My intent when I sat down this morning was just to share a couple of photos, and somehow my fingers started banging away, so bear with me if I'm rambling.

I guess I just want to share a little of my heart with you, to let you know that although I might come across as a woman who has it all together all-day every-day, firstly, it is not because I am trying to present myself as such, hiding behind a facade, and secondly, it is not because I live a charmed life. I have been blessed in so many tangible ways, but there are plenty of real-time struggles with money, health, inter-personal relationships, cleanliness, politics, emotions, you-name-it. I just happen to prefer looking for the highlights in life, fixing my thoughts on those moments of Joy interspersed with the grit.

And sharing those moments here with you, helps to cement them into my own narrative, creating a permanence for the Joy, allowing the grit to sift away for lack of attention.

Then, all it takes is a slight adjustment for my mind's eye to shift from a mere focus on Joy...

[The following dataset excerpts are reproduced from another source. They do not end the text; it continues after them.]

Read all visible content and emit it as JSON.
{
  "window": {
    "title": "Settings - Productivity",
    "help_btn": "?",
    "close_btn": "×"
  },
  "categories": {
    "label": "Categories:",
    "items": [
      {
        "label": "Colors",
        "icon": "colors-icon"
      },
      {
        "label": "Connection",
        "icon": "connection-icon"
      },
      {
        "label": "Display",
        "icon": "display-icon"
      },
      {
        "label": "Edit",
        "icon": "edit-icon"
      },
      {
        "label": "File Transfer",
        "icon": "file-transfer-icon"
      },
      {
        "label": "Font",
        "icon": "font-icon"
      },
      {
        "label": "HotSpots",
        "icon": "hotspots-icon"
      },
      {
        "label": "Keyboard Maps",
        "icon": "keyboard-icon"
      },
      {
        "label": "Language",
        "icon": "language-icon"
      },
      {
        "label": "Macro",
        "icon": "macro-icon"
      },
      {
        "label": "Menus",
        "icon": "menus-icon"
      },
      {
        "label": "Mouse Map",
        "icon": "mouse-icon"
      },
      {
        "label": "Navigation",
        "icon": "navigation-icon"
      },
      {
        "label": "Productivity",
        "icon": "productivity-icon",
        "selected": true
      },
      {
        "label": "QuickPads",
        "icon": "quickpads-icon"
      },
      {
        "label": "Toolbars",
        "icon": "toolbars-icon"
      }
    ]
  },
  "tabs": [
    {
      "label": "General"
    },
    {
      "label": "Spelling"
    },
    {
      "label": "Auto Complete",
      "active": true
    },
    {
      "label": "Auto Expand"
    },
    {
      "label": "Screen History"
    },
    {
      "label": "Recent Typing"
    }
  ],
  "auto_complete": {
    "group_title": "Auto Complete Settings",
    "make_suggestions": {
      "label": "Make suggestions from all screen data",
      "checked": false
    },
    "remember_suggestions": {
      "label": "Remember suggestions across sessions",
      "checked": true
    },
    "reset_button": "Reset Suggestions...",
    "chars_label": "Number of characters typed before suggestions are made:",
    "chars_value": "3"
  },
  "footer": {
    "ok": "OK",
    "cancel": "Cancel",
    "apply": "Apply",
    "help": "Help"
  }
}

to an ever-thankful attitude of praise toward the One who created me.

6 comments:

Debbie said...

Hi Beth, I needed this today. Life is a struggle. I have a best friend who lives next to our cottage who is a red wine in the box lover, antique and thrift shop nut and a wonderful person. She is very religious and we spent a long time talking about FAITH this summer. You know I grapple with religion. But, Karlene has told me, we are here for a reason, and to stop being so hard on myself.
I want to go back to the North Woods and just be!
Love to you, Deb

Joy said...

Love that mug! Does us good to count our joys. No matter what's going on, we all have a lot to be thankful for.

Trisha said...

I loved this post. Thanks for adressing the realness of life, and the joy we can find in it. I love the mug too!

Patti said...

You put into words exactly how I feel! Thank you so much for sharing this today! What a wonderful mug for yourself and your grandma...
Blessings, Patti

joann boswell said...

I love this. But does it make me a bad person that one of the emotions I had while reading this blog was one of jealousy? I'm such a mug hog. I love your thoughts, your pictures and your you-ness, sister.

Kerri said...

Thanks for brightening my day! I heard on the radio this morning that stay at home moms have one of the most stressful jobs. Having been there done that I would agree. I am glad you can see the joy in each day but, know you are not alone. If you need to share some of the "grit" go right ahead!!!!

I send you prayers of encouragment and happiness!